On some mornings, the dog and I walk to feel
ourselves move.
Well, I don’t know about the dog. I suspect it’s
true for her. Sometimes she just walks. Doesn’t bother to sniff.
When I walk to walk, as I did this morning, I
allow myself to enroll in the pace of the march, to go forward, and in that way
to become entranced by the rhythm of walking, like one of those dancers on the
desert. He sang until he lost his mind, or found it.
I suppose sometimes I walk to lose my mind. Or find it.
That’s crazy talk, I know. But walking through
space, along streets and lanes, country paths, without aim or destination, is a
way of relating to place by annihilating place.
It’s Zen. The place of no-place. Walking for
movement, for being.
Movement in space without sense of place. Presumably I’m passing
through places. But places themselves require attention, demarcation, here not
there. Movement without this sort of attention is different.

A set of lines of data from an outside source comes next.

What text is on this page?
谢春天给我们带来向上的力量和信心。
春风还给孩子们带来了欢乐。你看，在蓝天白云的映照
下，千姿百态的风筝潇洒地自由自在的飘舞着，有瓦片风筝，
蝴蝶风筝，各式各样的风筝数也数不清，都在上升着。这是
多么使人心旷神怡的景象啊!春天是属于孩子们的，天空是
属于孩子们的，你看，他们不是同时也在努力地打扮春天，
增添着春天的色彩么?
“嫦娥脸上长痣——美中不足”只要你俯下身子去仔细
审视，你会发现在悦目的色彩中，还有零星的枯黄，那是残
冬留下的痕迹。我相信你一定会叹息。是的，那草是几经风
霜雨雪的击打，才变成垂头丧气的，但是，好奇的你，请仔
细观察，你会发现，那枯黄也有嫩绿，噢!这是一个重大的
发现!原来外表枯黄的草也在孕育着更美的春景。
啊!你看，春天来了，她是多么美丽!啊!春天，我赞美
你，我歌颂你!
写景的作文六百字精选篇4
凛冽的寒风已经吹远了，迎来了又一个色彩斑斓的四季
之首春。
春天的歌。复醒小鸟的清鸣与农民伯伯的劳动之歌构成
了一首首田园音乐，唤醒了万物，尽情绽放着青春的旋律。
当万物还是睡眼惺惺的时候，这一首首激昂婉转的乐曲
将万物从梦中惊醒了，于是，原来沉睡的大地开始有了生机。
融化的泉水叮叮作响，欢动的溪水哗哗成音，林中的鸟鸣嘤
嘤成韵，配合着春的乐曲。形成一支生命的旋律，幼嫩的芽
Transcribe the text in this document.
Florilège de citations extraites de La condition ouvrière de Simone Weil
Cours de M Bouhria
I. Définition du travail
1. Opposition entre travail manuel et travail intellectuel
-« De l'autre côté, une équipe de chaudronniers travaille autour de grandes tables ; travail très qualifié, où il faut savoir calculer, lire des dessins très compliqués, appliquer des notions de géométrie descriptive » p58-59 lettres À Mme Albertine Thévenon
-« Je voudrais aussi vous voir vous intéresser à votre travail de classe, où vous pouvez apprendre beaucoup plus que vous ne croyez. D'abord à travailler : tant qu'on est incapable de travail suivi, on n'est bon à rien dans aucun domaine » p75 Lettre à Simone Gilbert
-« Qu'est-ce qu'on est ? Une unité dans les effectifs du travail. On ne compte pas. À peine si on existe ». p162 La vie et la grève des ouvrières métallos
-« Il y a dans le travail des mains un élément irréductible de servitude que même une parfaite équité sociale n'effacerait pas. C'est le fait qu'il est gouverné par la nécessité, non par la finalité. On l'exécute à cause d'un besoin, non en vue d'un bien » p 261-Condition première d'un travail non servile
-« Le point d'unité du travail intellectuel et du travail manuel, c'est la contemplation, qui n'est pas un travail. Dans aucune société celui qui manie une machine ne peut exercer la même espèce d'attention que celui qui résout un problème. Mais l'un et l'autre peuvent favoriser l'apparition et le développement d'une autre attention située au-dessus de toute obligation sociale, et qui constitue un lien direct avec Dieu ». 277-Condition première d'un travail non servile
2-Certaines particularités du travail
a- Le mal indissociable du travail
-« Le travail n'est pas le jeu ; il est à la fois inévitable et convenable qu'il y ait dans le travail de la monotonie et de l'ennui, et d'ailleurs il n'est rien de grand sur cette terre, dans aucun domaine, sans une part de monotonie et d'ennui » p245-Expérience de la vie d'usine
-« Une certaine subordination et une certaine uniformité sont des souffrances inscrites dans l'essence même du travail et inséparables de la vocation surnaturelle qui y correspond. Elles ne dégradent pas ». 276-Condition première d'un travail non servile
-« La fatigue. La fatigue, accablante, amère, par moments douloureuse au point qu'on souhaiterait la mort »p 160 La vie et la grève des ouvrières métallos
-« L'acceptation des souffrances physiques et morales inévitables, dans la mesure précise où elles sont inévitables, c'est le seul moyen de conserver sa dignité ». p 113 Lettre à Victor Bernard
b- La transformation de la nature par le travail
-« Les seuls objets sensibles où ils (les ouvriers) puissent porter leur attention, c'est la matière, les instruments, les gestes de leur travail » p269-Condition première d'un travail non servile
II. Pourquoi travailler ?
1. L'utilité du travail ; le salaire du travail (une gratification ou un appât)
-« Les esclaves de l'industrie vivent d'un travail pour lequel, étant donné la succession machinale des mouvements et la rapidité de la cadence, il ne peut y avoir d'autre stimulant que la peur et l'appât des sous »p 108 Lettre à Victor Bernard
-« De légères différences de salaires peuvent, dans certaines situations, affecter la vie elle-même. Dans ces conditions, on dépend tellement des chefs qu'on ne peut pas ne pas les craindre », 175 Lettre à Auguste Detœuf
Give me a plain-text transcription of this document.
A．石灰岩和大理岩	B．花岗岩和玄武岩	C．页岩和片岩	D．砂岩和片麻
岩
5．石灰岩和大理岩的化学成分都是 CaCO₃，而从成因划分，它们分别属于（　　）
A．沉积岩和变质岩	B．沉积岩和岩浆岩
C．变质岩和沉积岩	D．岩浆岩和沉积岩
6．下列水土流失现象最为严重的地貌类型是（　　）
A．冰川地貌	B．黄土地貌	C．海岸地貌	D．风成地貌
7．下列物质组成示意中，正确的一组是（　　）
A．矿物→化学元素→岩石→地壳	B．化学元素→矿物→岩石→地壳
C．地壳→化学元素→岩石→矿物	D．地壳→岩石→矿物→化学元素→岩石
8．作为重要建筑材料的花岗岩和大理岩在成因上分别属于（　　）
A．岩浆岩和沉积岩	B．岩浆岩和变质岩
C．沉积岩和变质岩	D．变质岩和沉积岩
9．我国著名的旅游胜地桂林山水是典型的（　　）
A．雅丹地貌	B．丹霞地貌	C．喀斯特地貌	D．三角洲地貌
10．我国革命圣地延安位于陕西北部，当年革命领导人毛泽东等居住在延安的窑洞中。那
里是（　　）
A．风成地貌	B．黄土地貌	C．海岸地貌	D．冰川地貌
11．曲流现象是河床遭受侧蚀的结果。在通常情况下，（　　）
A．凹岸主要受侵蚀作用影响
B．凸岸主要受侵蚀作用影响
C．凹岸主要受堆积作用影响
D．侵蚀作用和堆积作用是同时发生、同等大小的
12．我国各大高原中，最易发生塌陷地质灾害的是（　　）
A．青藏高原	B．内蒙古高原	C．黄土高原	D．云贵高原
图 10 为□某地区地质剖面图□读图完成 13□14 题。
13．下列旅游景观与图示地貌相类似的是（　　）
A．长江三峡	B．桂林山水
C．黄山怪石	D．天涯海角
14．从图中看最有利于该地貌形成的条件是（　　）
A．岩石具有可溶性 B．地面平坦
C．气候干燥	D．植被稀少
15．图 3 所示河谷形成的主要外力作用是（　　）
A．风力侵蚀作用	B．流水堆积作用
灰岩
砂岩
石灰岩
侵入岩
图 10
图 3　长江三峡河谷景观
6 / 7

A teacher once told me that “awareness” was not
the same as “perception.”
That lesson confused me. I’d thought the two words
synonyms. I thought that I was cultivating awareness, awakeness, by paying
attention to my perceptions: what the eyes saw, the ears heard, the nose
detected, the soles of my feet felt.
I thought that these perceptions pulled me into
the present. But they also managed to draw me into place and away from space.
I’ve pondered what the teacher said for years. I’m
still unsure. But I’ve come to think awareness when sitting is analogous to the trance "awareness" I experience during certain forms of walking.
Space itself becomes the focus rather than the places along the way.
“Place,” like “perception,” involves separation,
a pulling something apart from the whole, distinguishing this from that.
Zen on the other hand seems to invite simple awareness
of undivided being.
Every perception, every place, involves
foregrounding and thus backgrounding. These are conceptual activities, a sort of analysis, requiring cognitive steps, priorities, temporal desires, laser focus.
Sitting, or walking oneself into a trance, involves
something more global, awareness of all these things at once without
preference, without picking and choosing.
These anyway were the musings of an old man on his return
with the dog to the coffee pot this morning.